Thomas was educated at St Paul’s National School, attaining Standard V, and on 26 October 1907 he enrolled at Macclesfield Technical School to further his education. He attended Park Green United Methodist Church and School, and held office in the Independent Order of Rechabites, of which his father had been a member for 42 years and was treasurer for 21 years.
Thomas joined the 7th Cheshire Regiment (Territorial Army) in 1911 and was mobilised on the outbreak of the war. Following a period of training in the south of England, the 7th Cheshires, as part of 159th Brigade, 53rd (Welsh) Division, received orders to equip for service in an undisclosed location in the Mediterranean. In July 1915 they sailed from Devonport to Alexandria in Egypt, then on to the island of Lemnos on the 4th August.

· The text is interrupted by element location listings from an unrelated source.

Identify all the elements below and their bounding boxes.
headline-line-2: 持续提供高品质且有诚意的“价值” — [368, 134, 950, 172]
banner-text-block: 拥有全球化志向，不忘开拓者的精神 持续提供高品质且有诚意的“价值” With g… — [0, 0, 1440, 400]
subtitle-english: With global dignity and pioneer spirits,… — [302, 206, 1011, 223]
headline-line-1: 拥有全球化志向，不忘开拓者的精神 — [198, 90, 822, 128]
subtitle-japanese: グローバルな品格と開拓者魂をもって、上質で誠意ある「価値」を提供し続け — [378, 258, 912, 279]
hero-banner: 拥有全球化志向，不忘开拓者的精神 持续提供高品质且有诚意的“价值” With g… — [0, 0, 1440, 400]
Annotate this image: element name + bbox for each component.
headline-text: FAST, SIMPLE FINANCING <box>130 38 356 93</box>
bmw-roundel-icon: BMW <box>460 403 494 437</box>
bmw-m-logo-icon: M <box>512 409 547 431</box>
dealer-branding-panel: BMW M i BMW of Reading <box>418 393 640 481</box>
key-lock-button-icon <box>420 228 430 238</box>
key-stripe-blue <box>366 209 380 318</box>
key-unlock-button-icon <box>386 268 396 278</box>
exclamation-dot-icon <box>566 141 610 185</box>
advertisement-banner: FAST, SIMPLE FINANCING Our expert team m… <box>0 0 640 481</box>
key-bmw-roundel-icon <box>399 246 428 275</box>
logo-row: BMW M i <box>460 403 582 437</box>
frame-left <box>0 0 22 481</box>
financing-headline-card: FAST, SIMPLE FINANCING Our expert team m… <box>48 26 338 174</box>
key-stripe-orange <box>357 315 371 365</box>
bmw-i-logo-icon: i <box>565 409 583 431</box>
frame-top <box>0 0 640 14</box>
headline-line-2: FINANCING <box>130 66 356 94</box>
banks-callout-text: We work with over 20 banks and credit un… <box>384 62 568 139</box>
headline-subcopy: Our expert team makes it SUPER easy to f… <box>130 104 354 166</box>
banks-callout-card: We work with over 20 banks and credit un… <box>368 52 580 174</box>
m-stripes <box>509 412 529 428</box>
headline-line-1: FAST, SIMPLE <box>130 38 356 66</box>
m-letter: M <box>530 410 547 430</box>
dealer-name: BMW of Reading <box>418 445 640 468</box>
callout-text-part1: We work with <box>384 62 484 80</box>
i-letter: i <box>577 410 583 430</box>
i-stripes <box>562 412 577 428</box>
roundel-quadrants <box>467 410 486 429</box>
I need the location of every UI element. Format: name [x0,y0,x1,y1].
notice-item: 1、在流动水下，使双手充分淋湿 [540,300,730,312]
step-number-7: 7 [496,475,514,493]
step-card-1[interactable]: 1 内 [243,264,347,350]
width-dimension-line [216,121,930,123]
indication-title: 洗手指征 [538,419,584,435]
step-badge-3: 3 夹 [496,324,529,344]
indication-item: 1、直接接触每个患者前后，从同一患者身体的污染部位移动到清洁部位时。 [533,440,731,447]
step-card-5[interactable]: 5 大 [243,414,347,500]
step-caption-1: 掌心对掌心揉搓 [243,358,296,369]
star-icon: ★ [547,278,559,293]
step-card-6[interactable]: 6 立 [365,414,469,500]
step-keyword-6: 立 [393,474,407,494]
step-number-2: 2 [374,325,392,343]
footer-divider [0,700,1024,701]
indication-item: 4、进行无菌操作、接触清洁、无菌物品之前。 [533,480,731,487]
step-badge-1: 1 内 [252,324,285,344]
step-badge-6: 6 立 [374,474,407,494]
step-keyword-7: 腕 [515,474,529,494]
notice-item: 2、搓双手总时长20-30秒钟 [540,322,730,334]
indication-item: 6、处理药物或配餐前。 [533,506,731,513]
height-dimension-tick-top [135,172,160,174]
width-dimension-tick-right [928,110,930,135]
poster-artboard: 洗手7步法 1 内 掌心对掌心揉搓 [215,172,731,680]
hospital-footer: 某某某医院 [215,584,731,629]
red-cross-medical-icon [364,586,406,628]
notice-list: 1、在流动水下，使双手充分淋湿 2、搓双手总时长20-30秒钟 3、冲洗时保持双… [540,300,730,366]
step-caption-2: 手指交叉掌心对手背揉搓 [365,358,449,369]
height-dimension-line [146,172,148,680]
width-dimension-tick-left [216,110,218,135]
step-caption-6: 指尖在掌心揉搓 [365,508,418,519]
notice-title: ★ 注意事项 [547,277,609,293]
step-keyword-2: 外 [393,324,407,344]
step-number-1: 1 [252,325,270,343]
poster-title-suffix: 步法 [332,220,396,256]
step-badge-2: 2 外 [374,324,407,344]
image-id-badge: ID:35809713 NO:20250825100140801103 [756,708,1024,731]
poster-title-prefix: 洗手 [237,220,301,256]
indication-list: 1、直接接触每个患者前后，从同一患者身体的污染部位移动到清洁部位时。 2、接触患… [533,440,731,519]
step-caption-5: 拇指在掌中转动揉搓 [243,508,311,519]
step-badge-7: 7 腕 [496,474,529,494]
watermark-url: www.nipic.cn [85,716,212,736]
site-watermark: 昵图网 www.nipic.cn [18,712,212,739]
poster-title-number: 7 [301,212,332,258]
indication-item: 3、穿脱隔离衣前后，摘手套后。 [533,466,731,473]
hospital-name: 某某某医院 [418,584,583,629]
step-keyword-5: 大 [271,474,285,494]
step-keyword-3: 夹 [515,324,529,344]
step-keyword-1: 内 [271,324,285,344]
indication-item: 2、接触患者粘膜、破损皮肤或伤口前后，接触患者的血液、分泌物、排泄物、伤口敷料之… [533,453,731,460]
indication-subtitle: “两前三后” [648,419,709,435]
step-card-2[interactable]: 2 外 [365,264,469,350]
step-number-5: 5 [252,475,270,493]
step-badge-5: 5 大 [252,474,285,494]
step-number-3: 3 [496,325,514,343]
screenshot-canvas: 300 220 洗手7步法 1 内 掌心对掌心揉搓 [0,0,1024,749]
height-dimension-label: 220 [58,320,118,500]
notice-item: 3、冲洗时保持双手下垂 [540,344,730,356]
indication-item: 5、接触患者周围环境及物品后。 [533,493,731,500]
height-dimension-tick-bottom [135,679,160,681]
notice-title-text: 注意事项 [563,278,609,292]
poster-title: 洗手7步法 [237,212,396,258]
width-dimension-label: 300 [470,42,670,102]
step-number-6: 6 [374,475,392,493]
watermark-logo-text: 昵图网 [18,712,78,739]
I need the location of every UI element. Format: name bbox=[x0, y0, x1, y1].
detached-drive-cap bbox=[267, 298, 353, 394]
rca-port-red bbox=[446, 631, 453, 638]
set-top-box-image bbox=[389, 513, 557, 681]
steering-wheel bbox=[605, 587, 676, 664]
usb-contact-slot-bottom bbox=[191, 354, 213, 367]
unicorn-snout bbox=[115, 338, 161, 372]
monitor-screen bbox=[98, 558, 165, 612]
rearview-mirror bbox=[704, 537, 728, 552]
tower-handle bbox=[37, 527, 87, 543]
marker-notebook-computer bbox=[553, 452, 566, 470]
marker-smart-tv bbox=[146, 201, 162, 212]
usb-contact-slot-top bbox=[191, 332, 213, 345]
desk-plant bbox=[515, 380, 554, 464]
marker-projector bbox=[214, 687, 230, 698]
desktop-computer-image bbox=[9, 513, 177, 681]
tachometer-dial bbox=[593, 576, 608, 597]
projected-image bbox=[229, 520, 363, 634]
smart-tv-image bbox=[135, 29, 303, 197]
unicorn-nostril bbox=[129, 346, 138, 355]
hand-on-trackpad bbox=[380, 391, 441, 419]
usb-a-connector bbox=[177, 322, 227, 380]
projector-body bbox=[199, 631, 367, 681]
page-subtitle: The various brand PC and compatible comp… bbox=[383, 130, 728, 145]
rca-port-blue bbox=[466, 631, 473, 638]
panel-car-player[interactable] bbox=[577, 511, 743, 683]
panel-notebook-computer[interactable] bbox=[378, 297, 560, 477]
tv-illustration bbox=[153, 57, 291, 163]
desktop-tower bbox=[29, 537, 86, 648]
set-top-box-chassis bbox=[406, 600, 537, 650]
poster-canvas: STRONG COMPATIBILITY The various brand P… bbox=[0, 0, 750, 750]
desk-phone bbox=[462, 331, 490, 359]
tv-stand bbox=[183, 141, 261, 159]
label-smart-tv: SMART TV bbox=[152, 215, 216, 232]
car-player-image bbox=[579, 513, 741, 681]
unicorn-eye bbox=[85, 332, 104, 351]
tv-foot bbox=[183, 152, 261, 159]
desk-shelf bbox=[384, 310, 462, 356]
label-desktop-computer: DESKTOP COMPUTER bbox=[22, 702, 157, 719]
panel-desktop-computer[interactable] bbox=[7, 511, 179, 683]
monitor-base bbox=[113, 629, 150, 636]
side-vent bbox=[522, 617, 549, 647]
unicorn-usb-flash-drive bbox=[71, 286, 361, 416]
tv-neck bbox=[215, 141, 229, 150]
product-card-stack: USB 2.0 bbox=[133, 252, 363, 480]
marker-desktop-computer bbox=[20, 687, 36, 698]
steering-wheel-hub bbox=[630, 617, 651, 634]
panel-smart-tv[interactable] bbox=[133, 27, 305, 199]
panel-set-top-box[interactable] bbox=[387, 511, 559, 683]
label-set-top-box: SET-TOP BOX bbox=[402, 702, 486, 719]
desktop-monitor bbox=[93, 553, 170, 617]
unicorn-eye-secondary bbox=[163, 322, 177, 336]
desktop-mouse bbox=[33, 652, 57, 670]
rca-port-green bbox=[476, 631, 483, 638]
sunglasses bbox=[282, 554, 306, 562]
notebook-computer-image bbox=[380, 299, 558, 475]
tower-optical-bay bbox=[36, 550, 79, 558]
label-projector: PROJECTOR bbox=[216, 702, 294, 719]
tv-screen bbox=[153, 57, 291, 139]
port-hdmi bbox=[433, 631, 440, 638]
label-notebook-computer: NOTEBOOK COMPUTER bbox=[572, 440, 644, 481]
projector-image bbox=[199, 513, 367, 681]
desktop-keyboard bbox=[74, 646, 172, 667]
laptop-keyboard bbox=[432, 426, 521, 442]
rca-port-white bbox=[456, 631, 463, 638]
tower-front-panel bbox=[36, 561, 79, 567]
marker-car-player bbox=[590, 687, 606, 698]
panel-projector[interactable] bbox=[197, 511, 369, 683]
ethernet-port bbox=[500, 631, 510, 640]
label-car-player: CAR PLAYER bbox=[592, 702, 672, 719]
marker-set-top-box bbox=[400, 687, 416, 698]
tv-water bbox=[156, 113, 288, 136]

On the evening of 8th August, the Battalion arrived off the coast of Gallipoli and the following day landed at “C” Beach, Suvla Bay. Whilst serving at Gallipoli, Thomas suffered two attacks of dysentery. The second proved to be fatal and he died on board hospital ship HMHS Guildford Castle on 24 November 1915 at the age of 21. This must have happened when the ship was very close to Lemnos as he was buried in East Mudros Military Cemetery rather than at sea as was the usual custom. His death was reported in the Macclesfield Times of 17 December 1915.
Brother of John (Jack) Pedley who served with the 7th Cheshire Regiment with service number 3801 (later 291218), was invalided home from the Dardanelles, then sent out to France in 1917, injured there in August 1917 and awarded a silver war badge in April 1918 due to his injuries.